Curve-billed Thrasher

Curve-billed Thrasher, Toxostoma curvirostre

Curve-billed Thrasher, Toxostoma curvirostre maculatum. Photographs taken within a residential community in Alamos, Sonora, January 2018 and 2019. Photographs and identification courtesy of David F Smith, Alamos, Sonora.

Curve-billed Thrasher, Toxostoma curvirostre maculatum. Photograph taken within a residential community in Hereford, Arizona, November 2020. Photograph and identification courtesy of Bob Behrstock, Sierra Vista, Arizona (naturewideimages.com).

Background and Identification

The Curve-billed Thrasher, Toxostoma curvirostre maculatum, is one of seven subspecies of Curve-billed Thrasher, and all seven are permanent residents of Mexico. They are a member of the Mimidae Family of Mockingbirds and Thrashers, which has thirty-four members in ten genera, and one of as ten global species of the Toxostoma Genus. They are known in Mexico as Cuitlacoche de Pico Curvo.

The Curve-bill Thrasher is similar in stature to the American Robin, but slimmer, heavy-legged, with a slightly rounded long tail with a blunt tip. Their overall plumage color is grayish-brown with a white throat white. Their underparts are rusty-brown and deepen in color on the rump and outwebs of the secondaries. They have brown spots across the chest and there is a rusty tinge across the breast, along the sides, and over the anal region. Their bill is long, slender, blackish, and decurved. Their wings are brown with broad white tips.

Habitat and Geographical Range

The Curve-billed Thrasher is found within semi-open arid habitats with cacti and shrubs of the coastal plain and foothills. They are found at elevations below 1,400 m (4,600 feet). They are ground foragers that feed primarily on insects and seasonal berries, cacti fruit and seeds. They are non-migratory with life spans of up to eleven years. They have a loud, distinctive double whistle.

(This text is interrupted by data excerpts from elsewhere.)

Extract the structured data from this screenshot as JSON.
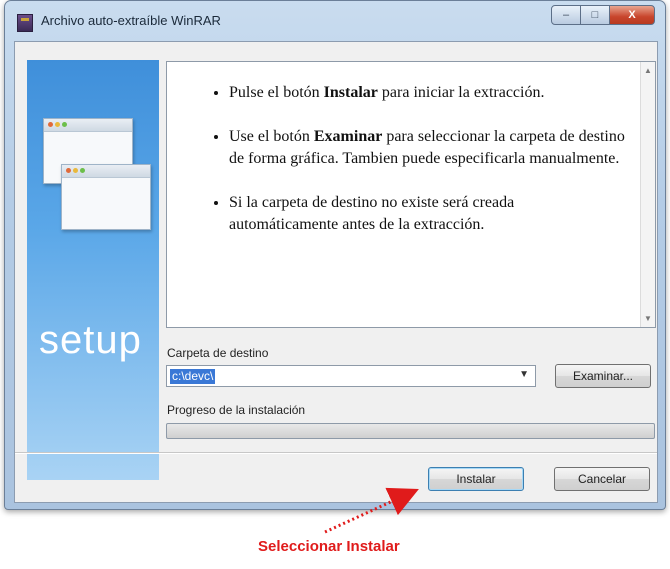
{
  "window": {
    "title": "Archivo auto-extraíble WinRAR",
    "controls": {
      "minimize": "–",
      "maximize": "□",
      "close": "X"
    }
  },
  "banner": {
    "logo_text": "setup"
  },
  "instructions": {
    "item1": {
      "before": "Pulse el botón ",
      "bold": "Instalar",
      "after": " para iniciar la extracción."
    },
    "item2": {
      "before": "Use el botón ",
      "bold": "Examinar",
      "after": " para seleccionar la carpeta de destino de forma gráfica. Tambien puede especificarla manualmente."
    },
    "item3": {
      "text": "Si la carpeta de destino no existe será creada automáticamente antes de la extracción."
    }
  },
  "destination": {
    "label": "Carpeta de destino",
    "value": "c:\\devc\\",
    "browse_label": "Examinar..."
  },
  "progress": {
    "label": "Progreso de la instalación",
    "fraction": 0.0
  },
  "buttons": {
    "install": "Instalar",
    "cancel": "Cancelar"
  },
  "annotation": {
    "text": "Seleccionar Instalar",
    "color": "#e01b1b"
  }
}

The Curved-bill Thrasher is poorly studied, and their behavioral patterns are not poorly documented.

The Curve-billed Thrasher is found throughout northern Mexico and in the interior away from the coasts extending as far south as Mexico City. The maculatum subspecies is found in western Mexico within the Pacific Slope of southwest Chihuahua and Sonora.

Common Misidentifications

The Curve-billed Thrasher is difficult to distinguish from Bendire’s Thrasher, Toxostoma bendirei, and the Crissal Thrasher, Toxostoma crissale. The Bendire’s Thrasher has a straighter bill and less prominent spotting on the chest compared to the Curve-billed Thrasher. The Crissal Thrasher has very similar size and coloration to the Curve-billed, but the Crissal Thrasher has a much more pronounced cinnamon-colored undertail.

Conservation Status

From a conservation perspective the Curve-billed Thrasher is currently considered to be of Least Concern with stable widely distributed populations. Their populations are adversely affected by the conversion of grass and woodland to Buffel Grass, Pennisetum cituare, in Sonora. This grass is highly invasive and has become a monoculture in many areas.